The brakes were off and the modern world was born, for good or ill. A medieval English peasant spent perhaps two hundred days per year actually working. By the late eighteenth century, dispossessed ex-peasants were working twelve-hour shifts three hundred days a year, in places like Arkwright’s cotton mills.”
“The New England colonies were at least 70 percent English; the royal British Army facing them was over 70 percent non-English.”
“To control rebellious Ireland, a brand-new state was founded: In 1801, Great Britain became the United Kingdom. The new UK had nothing to do with domination by “the English” as a people or a nation. On the contrary, the ordinary English were more than ever just another people within the empire of their elite: At least a quarter of the inhabitants (the large majority of Irishmen, most Welshmen, and a large minority of Scotsmen) couldn’t speak even basic English. The new state was thoroughly an elite construct.”
Modern History
“Losing India was one thing, but losing the allegiance of the “White Dominions” was unthinkable. So London tried to keep their hearts and minds (and bank accounts) British with the Citizenship Act (1948): Every “citizen of the United Kingdom and Colonies” was now a “British subject.” The result was unexpected. Serving the Empire in arms had given non-white colonial folk ideas, and the war had left a massive oversupply of transport shipping, making long-distance travel far cheaper. Five weeks be fore the act was passed, the Empire Windrush docked at Tilbury, filled with West Indians who had set off for the motherland on their own initiative.”

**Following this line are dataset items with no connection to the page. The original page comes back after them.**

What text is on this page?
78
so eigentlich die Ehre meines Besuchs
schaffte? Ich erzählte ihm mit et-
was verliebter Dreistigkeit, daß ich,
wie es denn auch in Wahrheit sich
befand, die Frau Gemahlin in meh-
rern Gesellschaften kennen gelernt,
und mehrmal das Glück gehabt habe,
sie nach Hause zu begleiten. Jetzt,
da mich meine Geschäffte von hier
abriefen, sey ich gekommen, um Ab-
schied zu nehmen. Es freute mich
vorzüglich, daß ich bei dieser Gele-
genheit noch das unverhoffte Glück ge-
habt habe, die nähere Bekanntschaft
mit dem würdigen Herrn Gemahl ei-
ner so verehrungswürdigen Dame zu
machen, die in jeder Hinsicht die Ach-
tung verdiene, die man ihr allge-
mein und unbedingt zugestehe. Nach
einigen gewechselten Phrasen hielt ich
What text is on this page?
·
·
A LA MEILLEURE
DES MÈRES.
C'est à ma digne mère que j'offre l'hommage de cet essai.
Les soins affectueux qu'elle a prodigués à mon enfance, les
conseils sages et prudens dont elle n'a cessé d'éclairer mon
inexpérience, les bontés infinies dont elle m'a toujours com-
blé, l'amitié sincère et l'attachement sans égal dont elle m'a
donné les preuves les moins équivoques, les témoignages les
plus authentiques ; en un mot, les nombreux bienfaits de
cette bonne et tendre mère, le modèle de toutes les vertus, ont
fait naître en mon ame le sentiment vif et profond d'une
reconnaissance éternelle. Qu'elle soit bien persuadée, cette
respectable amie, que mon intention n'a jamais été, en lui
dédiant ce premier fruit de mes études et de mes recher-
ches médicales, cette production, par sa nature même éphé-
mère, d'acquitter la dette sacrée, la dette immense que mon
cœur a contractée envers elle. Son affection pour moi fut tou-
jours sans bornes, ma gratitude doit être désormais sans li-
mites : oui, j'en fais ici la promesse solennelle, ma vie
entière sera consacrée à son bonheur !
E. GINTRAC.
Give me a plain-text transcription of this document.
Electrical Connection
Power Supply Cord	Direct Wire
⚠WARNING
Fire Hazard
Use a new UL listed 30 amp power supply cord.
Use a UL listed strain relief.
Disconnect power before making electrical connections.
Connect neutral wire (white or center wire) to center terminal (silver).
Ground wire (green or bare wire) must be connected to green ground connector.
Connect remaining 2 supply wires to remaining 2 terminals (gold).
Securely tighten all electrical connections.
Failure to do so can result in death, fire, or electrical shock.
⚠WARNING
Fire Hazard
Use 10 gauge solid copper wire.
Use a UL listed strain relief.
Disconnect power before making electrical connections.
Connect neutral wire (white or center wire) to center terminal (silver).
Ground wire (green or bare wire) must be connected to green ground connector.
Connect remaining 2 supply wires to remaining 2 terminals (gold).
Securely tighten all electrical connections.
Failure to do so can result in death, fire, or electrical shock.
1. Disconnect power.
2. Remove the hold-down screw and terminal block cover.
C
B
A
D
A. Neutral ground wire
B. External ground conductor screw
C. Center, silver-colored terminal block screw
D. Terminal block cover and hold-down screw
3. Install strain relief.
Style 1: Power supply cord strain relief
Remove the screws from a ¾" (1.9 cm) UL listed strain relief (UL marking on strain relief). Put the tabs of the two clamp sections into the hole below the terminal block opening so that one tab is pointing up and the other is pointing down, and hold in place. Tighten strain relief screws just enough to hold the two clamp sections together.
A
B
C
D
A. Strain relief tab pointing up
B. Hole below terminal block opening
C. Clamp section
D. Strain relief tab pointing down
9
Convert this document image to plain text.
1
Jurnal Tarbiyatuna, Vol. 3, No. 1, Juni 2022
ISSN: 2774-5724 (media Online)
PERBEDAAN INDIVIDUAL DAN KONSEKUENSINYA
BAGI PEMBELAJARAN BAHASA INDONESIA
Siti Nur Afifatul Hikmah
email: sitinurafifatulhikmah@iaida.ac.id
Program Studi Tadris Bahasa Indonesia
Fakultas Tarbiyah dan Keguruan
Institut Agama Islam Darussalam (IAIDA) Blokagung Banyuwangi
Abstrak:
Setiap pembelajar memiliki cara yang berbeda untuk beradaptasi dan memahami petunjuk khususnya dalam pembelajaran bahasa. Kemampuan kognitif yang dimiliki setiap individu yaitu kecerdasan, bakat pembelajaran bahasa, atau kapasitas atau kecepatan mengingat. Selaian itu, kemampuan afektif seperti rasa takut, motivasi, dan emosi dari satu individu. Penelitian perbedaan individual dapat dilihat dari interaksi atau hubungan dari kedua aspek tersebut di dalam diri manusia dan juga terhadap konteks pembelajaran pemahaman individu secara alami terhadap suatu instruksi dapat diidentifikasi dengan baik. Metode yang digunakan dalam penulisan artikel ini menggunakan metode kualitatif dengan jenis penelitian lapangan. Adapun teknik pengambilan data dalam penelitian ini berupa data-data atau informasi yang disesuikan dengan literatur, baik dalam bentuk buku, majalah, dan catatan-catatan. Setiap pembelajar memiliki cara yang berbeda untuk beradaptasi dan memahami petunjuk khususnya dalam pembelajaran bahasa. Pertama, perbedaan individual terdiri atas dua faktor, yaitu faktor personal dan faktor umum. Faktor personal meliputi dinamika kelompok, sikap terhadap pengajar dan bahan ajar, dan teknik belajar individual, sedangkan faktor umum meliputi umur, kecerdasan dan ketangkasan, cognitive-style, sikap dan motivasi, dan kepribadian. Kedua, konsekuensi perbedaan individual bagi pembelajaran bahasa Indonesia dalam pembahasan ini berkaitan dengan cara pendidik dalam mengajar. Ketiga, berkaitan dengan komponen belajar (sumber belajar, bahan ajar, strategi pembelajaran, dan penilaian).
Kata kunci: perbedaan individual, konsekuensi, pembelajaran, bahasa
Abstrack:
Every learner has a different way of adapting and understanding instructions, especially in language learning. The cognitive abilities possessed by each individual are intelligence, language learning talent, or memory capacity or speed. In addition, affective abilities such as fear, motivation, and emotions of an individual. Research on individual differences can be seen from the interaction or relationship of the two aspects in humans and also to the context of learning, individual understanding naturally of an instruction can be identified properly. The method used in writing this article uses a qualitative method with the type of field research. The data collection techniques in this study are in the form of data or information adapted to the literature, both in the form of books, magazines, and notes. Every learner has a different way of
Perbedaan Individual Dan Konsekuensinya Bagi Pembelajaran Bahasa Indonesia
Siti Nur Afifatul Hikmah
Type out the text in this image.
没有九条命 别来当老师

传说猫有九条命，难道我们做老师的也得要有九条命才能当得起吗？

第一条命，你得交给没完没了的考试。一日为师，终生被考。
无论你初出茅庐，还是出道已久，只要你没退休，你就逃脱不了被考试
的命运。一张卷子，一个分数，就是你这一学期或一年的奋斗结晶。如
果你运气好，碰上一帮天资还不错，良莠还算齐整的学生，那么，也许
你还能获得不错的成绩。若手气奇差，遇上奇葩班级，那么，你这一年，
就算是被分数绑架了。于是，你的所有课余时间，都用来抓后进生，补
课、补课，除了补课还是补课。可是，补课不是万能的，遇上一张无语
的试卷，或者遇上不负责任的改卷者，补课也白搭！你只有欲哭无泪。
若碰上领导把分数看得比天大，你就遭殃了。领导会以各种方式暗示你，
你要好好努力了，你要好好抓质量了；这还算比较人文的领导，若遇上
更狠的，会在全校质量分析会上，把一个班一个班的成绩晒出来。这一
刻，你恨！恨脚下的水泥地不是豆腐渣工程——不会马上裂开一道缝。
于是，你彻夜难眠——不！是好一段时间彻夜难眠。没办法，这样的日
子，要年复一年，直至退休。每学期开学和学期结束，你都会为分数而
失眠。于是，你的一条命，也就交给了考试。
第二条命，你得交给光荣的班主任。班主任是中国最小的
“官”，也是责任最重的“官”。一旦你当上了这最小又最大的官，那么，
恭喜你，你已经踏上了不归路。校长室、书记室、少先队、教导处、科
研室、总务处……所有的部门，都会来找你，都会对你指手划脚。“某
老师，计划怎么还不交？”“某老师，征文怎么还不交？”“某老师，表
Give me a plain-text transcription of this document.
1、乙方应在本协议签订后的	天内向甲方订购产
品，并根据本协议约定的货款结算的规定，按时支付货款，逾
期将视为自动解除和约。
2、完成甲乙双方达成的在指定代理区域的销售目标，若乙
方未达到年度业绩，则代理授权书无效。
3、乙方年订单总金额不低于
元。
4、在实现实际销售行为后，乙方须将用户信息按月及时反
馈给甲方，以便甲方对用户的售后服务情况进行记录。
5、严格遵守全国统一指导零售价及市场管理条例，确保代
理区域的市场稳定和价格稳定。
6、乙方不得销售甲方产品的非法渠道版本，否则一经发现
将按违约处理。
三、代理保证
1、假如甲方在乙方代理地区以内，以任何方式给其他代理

“Over the next twenty years, half a million more West Indians followed, and as many people again from the former Raj, multicultural England, because the elite refused to let go of Empire.”
“The anti-EU movement wasn’t born out of pent-up public anger, but from the ideology of the rebel Tory elite; not as a mass movement, but as the vehicle of a small number of obsessive, wealthy individuals. Ordinary voters were baffled.”
“Beneath the surface, though, the effects of Blair’s second great mistake were starting to unite the English. In 2004, he had given the new EU accession states from the former Warsaw Pact immediate access to the UK jobs market, assuming that other EU leaders would follow his moral example. They didn’t. In 2002, twelve times as many Poles had gone to Germany, looking for work, as to Britain; by 2006, Britain was easily their most popular destination.”
“When the global financial crisis of 2008 stopped things in their tracks, nobody had a convincing tale about why the Poles should still be here, competing for now-scarce work.”
“In 2013, an extraordinary study, published by the London School of Economics, showed just how alive that history was. Researchers put the names of students in the ancient and modern records of Oxford and Cambridge through algorithms that tracked status persistence. It turned out that nothing — not the Black Death, not the Reformation, not the Industrial Revolution, not two world wars — had seriously disrupted the elite since records began, in the late 1100s. The Daily Mail boiled it down:
1,000 years after William the Conqueror invaded, you still need a Norman name like Darcy or Percy to get ahead.”